Malgré la possibilité de tester un grand nombre de conditions d'expression, la production des 3 protéines PROcatal, PROter, et PROinser dans le cadre du programme 3PM s'est soldée par un échec. En effet, le criblage de ces conditions d'expression à petite échelle

a, certes dans un premier temps, permis d'identifier un partenaire protéique qui conduit à une expression suffisante de protéine soluble. Cependant, nous avons été confrontés à plusieurs difficultés lors de la deuxième phase du processus d'expression à grand volume (absence d'expression, agrégation, protéolyse, incapacité à éliminer le partenaire), qui ne permettent pas de satisfaire les exigences inhérentes à une étude structurale par RMN ou cristallographie des rayons X (protéine soluble, native, stable, pure, et en grande quantité). En ce qui concerne

la protéine mature PROentier, nous avons réussi à produire cette protéine sous forme soluble

et pure. Toutefois, les meilleures conditions d'expression ne conduisent qu'à un rendement très faible de 0.9 mg par litre de culture, qui nécessiterait plus de 10 litres de culture pour espérer obtenir ne serait-ce que 10 mg d'une protéine de 67 kDa.
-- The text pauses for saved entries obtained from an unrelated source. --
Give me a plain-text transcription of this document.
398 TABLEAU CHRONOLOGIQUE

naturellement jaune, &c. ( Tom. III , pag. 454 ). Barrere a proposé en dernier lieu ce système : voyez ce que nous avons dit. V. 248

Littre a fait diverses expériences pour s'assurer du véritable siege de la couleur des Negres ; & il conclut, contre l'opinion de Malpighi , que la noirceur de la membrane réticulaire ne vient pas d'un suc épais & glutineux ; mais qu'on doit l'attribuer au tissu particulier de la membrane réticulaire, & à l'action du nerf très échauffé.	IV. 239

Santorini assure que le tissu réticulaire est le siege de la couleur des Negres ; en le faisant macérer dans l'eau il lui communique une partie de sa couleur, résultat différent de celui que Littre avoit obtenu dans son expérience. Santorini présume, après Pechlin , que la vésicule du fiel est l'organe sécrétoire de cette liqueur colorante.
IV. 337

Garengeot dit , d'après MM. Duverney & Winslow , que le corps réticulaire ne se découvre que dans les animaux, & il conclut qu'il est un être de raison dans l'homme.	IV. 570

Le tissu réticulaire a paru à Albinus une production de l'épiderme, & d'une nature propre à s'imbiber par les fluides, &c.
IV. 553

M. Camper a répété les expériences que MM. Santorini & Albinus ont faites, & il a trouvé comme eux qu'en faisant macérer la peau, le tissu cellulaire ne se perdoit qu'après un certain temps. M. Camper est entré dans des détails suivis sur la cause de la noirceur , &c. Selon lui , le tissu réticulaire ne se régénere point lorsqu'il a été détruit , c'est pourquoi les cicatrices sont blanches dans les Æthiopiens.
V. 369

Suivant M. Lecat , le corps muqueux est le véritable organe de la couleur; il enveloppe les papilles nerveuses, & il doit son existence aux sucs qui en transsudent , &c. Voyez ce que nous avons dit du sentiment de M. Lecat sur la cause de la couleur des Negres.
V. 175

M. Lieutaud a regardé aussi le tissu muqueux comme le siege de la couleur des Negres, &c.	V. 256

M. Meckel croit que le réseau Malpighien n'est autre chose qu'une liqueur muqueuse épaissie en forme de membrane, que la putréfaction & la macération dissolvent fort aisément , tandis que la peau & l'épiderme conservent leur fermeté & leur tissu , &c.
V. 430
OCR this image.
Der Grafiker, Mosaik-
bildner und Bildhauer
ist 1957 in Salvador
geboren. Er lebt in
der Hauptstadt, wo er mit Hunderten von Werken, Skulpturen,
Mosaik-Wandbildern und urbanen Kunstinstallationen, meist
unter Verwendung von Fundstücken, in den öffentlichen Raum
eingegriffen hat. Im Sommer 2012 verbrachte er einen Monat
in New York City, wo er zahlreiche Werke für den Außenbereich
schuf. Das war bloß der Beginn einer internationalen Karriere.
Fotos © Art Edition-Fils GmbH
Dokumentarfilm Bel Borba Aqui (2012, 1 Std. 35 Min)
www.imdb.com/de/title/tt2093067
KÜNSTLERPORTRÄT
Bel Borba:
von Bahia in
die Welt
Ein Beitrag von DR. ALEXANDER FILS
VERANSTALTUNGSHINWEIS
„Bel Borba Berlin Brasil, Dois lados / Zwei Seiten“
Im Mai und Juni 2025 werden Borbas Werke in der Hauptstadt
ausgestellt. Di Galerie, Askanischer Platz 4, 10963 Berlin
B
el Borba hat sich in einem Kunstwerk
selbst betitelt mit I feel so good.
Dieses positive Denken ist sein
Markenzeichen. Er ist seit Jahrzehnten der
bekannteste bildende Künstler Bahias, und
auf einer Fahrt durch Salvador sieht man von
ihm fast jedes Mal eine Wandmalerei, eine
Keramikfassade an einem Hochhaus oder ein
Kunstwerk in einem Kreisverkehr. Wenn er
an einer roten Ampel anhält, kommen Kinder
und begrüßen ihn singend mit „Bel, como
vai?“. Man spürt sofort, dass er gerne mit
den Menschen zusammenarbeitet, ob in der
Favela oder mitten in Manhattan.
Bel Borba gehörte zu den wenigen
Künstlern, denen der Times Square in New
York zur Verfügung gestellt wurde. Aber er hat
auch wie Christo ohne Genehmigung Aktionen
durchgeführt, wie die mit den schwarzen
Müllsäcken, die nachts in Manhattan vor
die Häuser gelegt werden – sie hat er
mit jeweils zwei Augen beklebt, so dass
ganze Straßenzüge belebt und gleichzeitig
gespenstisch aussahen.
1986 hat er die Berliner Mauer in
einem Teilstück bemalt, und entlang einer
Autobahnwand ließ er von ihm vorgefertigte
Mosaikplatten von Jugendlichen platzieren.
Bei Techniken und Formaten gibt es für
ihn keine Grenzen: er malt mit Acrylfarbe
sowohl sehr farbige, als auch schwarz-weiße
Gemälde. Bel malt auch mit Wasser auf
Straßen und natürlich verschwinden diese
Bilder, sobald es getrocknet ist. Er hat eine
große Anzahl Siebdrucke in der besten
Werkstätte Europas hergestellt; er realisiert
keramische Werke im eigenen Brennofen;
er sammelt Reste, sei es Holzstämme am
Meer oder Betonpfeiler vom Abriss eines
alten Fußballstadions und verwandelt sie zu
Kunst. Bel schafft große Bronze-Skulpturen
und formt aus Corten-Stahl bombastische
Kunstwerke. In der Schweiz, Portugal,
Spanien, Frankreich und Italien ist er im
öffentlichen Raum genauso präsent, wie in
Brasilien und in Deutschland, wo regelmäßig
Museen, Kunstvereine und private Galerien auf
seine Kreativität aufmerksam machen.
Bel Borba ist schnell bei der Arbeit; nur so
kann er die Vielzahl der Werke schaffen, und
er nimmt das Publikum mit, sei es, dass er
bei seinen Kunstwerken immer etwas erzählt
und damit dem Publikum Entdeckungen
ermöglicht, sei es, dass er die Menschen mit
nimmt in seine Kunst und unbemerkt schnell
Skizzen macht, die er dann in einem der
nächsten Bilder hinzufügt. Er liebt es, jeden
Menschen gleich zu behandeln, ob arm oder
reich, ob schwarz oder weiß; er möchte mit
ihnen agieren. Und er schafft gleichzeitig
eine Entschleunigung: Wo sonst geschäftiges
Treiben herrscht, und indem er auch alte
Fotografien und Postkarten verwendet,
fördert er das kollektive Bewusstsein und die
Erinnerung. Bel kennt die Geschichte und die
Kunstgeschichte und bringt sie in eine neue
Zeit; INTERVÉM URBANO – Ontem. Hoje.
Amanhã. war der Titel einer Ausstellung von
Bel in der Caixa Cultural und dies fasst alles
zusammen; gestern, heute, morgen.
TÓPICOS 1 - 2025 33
Au vu de l'ensemble des résultats, il ne semblait pas raisonnable de poursuivre ce projet dans le cadre de mon travail de thèse. En effet, la production de protéines et domaines recombinants PRODH a été très coûteuse en temps. Près de 20 mois ont été nécessaires pour cloner, produire, et optimiser les conditions d'expression des protéines PRODH, PRO564, PROentier, PROcatal, PROter, et PROinser. Au final, seul le domaine PROentier fait l'objet

de résultats encourageants qui sont cependant insuffisants pour envisager l'analyse structurale. De plus, cette large région de 67 kDa n'est pas adaptée à une étude par RMN, qui représente un des objectifs de mon projet scientifique. La mise au point du protocole

d'expression de la protéine PROentier n'a pas été pour autant inutile. En effet, la production

de plusieurs litres de culture serait suffisante pour entreprendre des études biochimiques sur la

protéine PROentier, et ainsi caractériser pour la première fois la nature du cofacteur et/ou de l'inhibiteur compétitif naturel d'une proline déshydrogénase eucaryote. Pour ma part, j'ai entrepris de mettre à profit l'expérience acquise dans le domaine de l'expression de protéines recombinantes pour produire, puis caractériser la structure d'une autre biomolécule : la protéine KIN17, impliquée dans la réparation des dommages de l'ADN.